Understanding the behaviour, their own and others, it gave rise along the entire course of human history, in various research methodologies. Over time they have developed two distinct cultures that have operated as if the human being was made up of two entities: on the one hand, the bodies, the object of study of the natural sciences, on the other, the mind, the object of study of the human sciences. Often, nature and culture, innate and acquired, genetics and environment have found ourselves in positions irreconcilable; however, thanks to the most recent findings on the functioning of the nervous system, it was possible to revolutionize the way we think about the relationship between mind, brain and behaviour. In this context, the "Neurophilosophy" arises as a discipline whose aim is to establish a relationship between neuroscience and philosophy. Neuroscience infact, are influencing profoundly philosophical thought because, with their certainties, have questioned the classical view of the separation between mind and brain. The essence of Neurophilosophy is the thesis that knowledge of the mind essentially passes through the knowledge of the brain, but this does not imply that the neurosciences up the whole understanding of mental phenomena.

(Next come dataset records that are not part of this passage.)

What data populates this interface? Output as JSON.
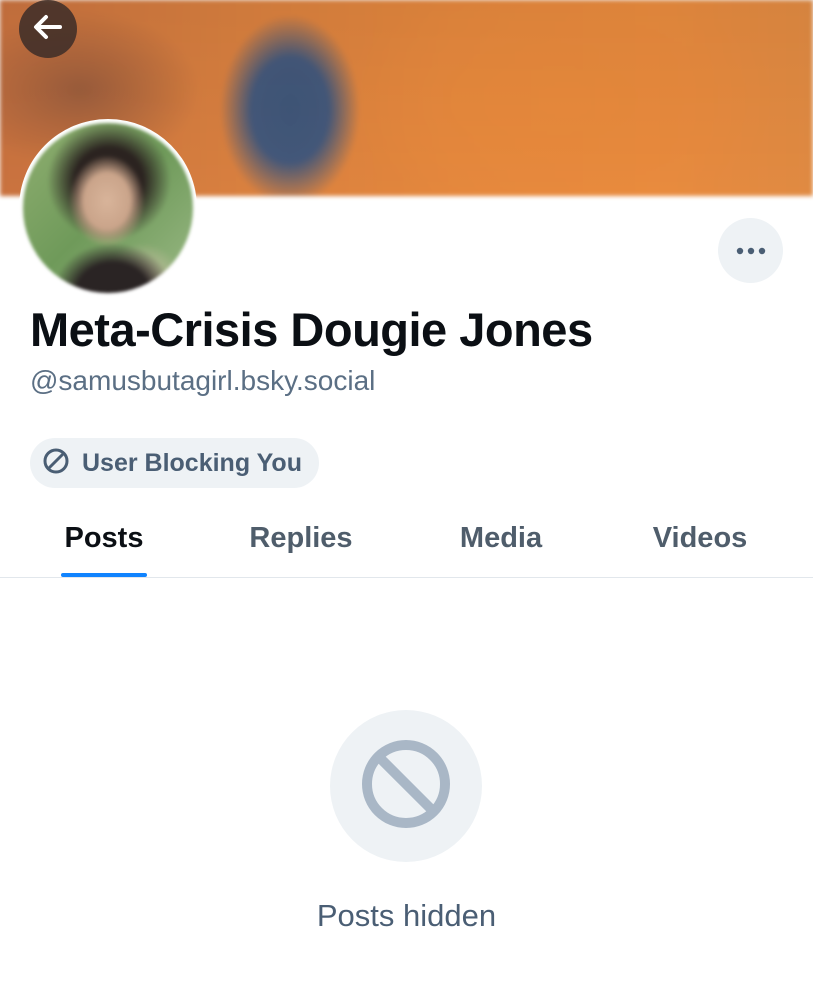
{
  "header": {
    "back_icon": "arrow-left-icon"
  },
  "profile": {
    "display_name": "Meta-Crisis Dougie Jones",
    "handle": "@samusbutagirl.bsky.social",
    "more_icon": "ellipsis-icon",
    "blocking_label": "User Blocking You",
    "blocking_icon": "ban-icon"
  },
  "tabs": [
    {
      "label": "Posts",
      "active": true
    },
    {
      "label": "Replies",
      "active": false
    },
    {
      "label": "Media",
      "active": false
    },
    {
      "label": "Videos",
      "active": false
    }
  ],
  "empty_state": {
    "icon": "ban-icon",
    "message": "Posts hidden"
  },
  "colors": {
    "accent": "#1083fe",
    "muted_text": "#5b6f84",
    "pill_bg": "#eef2f5"
  }
}
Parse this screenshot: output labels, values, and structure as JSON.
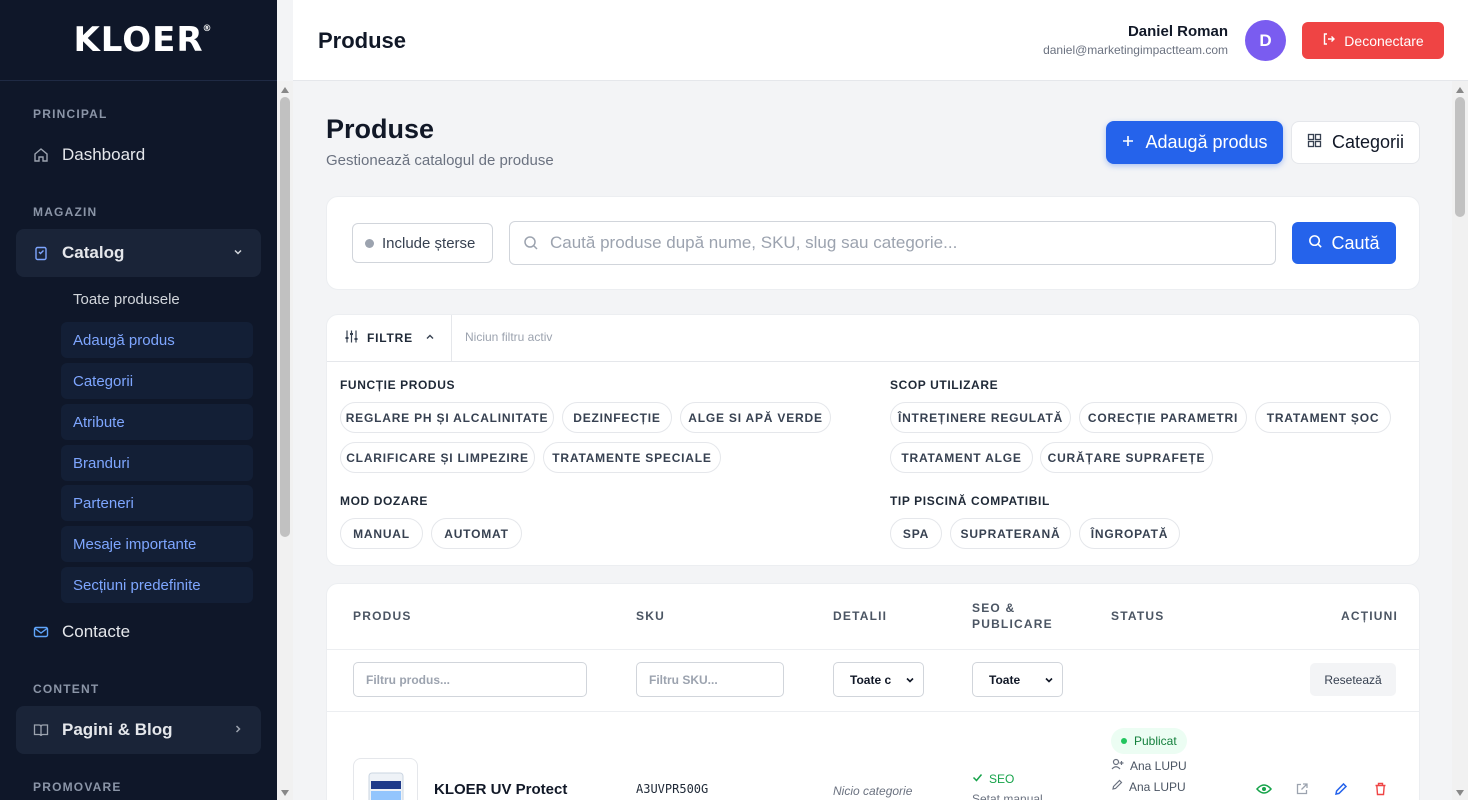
{
  "app": {
    "logo": "KLOER",
    "logo_mark": "®"
  },
  "header": {
    "title": "Produse",
    "user_name": "Daniel Roman",
    "user_email": "daniel@marketingimpactteam.com",
    "avatar_initial": "D",
    "logout_label": "Deconectare"
  },
  "sidebar": {
    "section_principal": "PRINCIPAL",
    "dashboard": "Dashboard",
    "section_magazin": "MAGAZIN",
    "catalog": "Catalog",
    "catalog_sub": [
      "Toate produsele",
      "Adaugă produs",
      "Categorii",
      "Atribute",
      "Branduri",
      "Parteneri",
      "Mesaje importante",
      "Secțiuni predefinite"
    ],
    "contacte": "Contacte",
    "section_content": "CONTENT",
    "pagini_blog": "Pagini & Blog",
    "section_promovare": "PROMOVARE"
  },
  "page": {
    "title": "Produse",
    "subtitle": "Gestionează catalogul de produse",
    "add_button": "Adaugă produs",
    "categories_button": "Categorii"
  },
  "search": {
    "include_deleted": "Include șterse",
    "placeholder": "Caută produse după nume, SKU, slug sau categorie...",
    "button": "Caută"
  },
  "filters": {
    "toggle_label": "FILTRE",
    "status": "Niciun filtru activ",
    "groups": {
      "functie": {
        "label": "FUNCȚIE PRODUS",
        "chips": [
          "REGLARE PH ȘI ALCALINITATE",
          "DEZINFECȚIE",
          "ALGE SI APĂ VERDE",
          "CLARIFICARE ȘI LIMPEZIRE",
          "TRATAMENTE SPECIALE"
        ]
      },
      "scop": {
        "label": "SCOP UTILIZARE",
        "chips": [
          "ÎNTREȚINERE REGULATĂ",
          "CORECȚIE PARAMETRI",
          "TRATAMENT ȘOC",
          "TRATAMENT ALGE",
          "CURĂȚARE SUPRAFEȚE"
        ]
      },
      "dozare": {
        "label": "MOD DOZARE",
        "chips": [
          "MANUAL",
          "AUTOMAT"
        ]
      },
      "piscina": {
        "label": "TIP PISCINĂ COMPATIBIL",
        "chips": [
          "SPA",
          "SUPRATERANĂ",
          "ÎNGROPATĂ"
        ]
      }
    }
  },
  "table": {
    "headers": {
      "produs": "PRODUS",
      "sku": "SKU",
      "detalii": "DETALII",
      "seo_line1": "SEO &",
      "seo_line2": "PUBLICARE",
      "status": "STATUS",
      "actiuni": "ACȚIUNI"
    },
    "filter_row": {
      "produs_placeholder": "Filtru produs...",
      "sku_placeholder": "Filtru SKU...",
      "detalii_select": "Toate c",
      "seo_select": "Toate",
      "reset": "Resetează"
    },
    "rows": [
      {
        "name": "KLOER UV Protect",
        "sku": "A3UVPR500G",
        "category": "Nicio categorie",
        "seo": "SEO",
        "seo_note": "Setat manual",
        "status": "Publicat",
        "created_by": "Ana LUPU",
        "edited_by": "Ana LUPU"
      }
    ]
  },
  "colors": {
    "sidebar_bg": "#0f1729",
    "primary": "#2563eb",
    "danger": "#ef4444",
    "avatar": "#7a5cf0",
    "success": "#16a34a"
  }
}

Recent developments in the neuroscience offer an increasing amount of “brain-based” explanations of decision-making in ethics (and economics). We reject brain-fundamentalism and we argue that neuroscientific developments support a moderate form of naturalism, according to which empirical results may indirectly influence moral reflection, but offer no direct evidence to radical reductive naturalism.

Key Words:Neurophilosophy, neuroscience thought, mind-brain, behaviour.